Aged Care Providers can play a part in Stopping Elder Abuse
26th June 2019
The theme of World Elder Abuse Awareness Day on June 15 is “we can stop elder abuse”. Aged care providers, who are in regular contact with older people in their homes and in residential care, can and should play a pivotal role in stopping elder abuse.
We know that elder abuse is, unfortunately, often carried out by someone that an older person knows and trusts, such as a member of their own family.
Aged care providers who deliver services to clients in their own homes are well-placed to identify where an older person may be at risk, and to link them with information and resources. Providers can also ensure that their staff know how to recognise the potential signs of elder abuse and the options for responding.
Residential aged care presents unique challenges for, and risks of, elder abuse. Older people living in residential aged care are particularly vulnerable because of their dependence on others.
Aged care providers have an obligation to protect residents’ health and needs and must vigilantly maintain a zero tolerance for abuse and neglect. Providers must ensure that staff do not perpetrate such violations, through effective recruitment of the right people with the right skills, and importantly, the right personal attributes. They must also arm staff with training and education and the systems to report any such observations.

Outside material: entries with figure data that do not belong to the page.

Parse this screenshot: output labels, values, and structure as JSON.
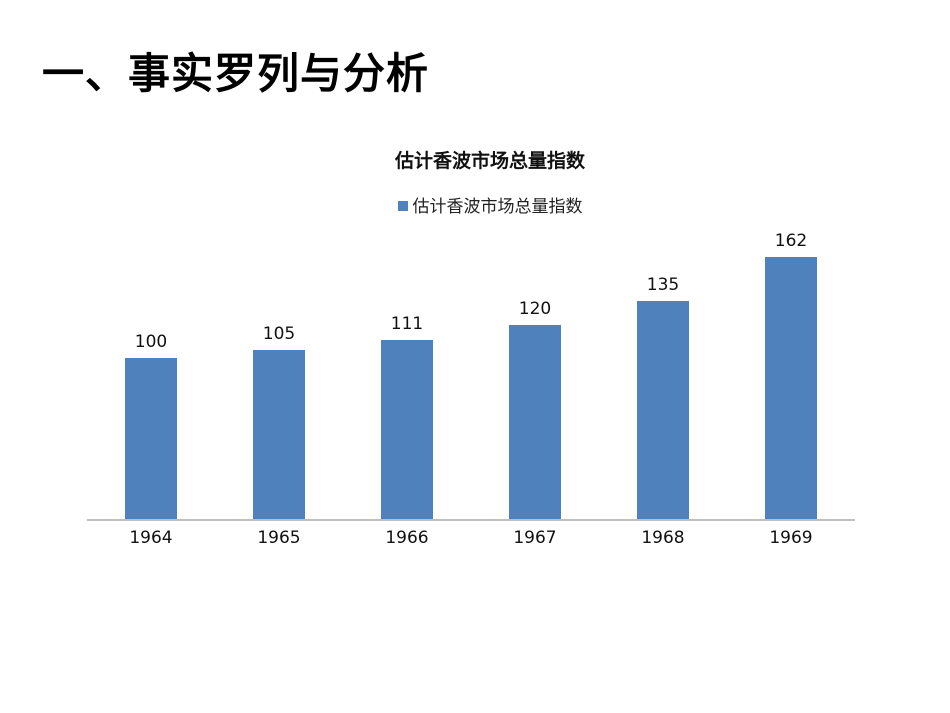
{
  "page": {
    "title": "一、事实罗列与分析"
  },
  "chart_data": {
    "type": "bar",
    "title": "估计香波市场总量指数",
    "legend": [
      "估计香波市场总量指数"
    ],
    "legend_position": "top",
    "categories": [
      "1964",
      "1965",
      "1966",
      "1967",
      "1968",
      "1969"
    ],
    "series": [
      {
        "name": "估计香波市场总量指数",
        "color": "#4f81bd",
        "values": [
          100,
          105,
          111,
          120,
          135,
          162
        ]
      }
    ],
    "xlabel": "",
    "ylabel": "",
    "ylim": [
      0,
      185
    ],
    "grid": false,
    "data_labels": true
  }
}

Protecting resident health and safety also involves minimising the risk of residents falling victim to abuse at the hands of another resident. In the majority of cases, this is not due to deliberately malevolent behaviour, but lack of impulse control that can sometimes occur for people living with dementia. Aged care providers must have effective approaches in place for managing these behaviours.
Providers can also assist in primary prevention. That is, reducing the risk of elder abuse before it occurs. This can include educating older people about their rights, providing information about advocacy, promoting supported decision-making, and providing support and information about appointing substitute decision-makers and advance care planning.
Aged care providers should lead by example, adopting a rights-based approach to service delivery which makes the care recipient’s rights, not just their needs, the key focus.
Just as gender inequality is recognised as a key underlying driver of violence against women, ageism is a fundamental foundation of elder abuse.
Negative attitudes and stereotypes about older people set a context in which the neglect or abuse of older people is more easily minimised or ignored. When older people are routinely ignored, patronised, or excluded, elder abuse is more difficult to recognise – even for those who are experiencing it.
Aged care providers can support primary prevention by participating in advocacy focused on ageism, such as the EveryAGE Counts (www.everyagecounts.org.au) campaign. The aged care sector is full of people who have a deep appreciation for the wisdom, experience and value that older people contribute to society, and who welcome the opportunity to stand up against ageism.
The National Plan to Respond to the Abuse of Older Australians (Elder Abuse), also has resources such as the Older Persons Advocacy Network (OPAN) and a national Elder Abuse Helpline.
OPAN provides free advocacy, support, information and education to address issues related to aged care services. These are delivered through services in each jurisdiction, including Elder Rights Advocacy in Victoria.
The Royal Commission into Aged Care Safety and Quality has drawn attention to instances where aged care providers have been part of the problem when it comes to abuse and neglect of older people. But aged care providers can and should be part of the solution to elder abuse within and beyond aged care services.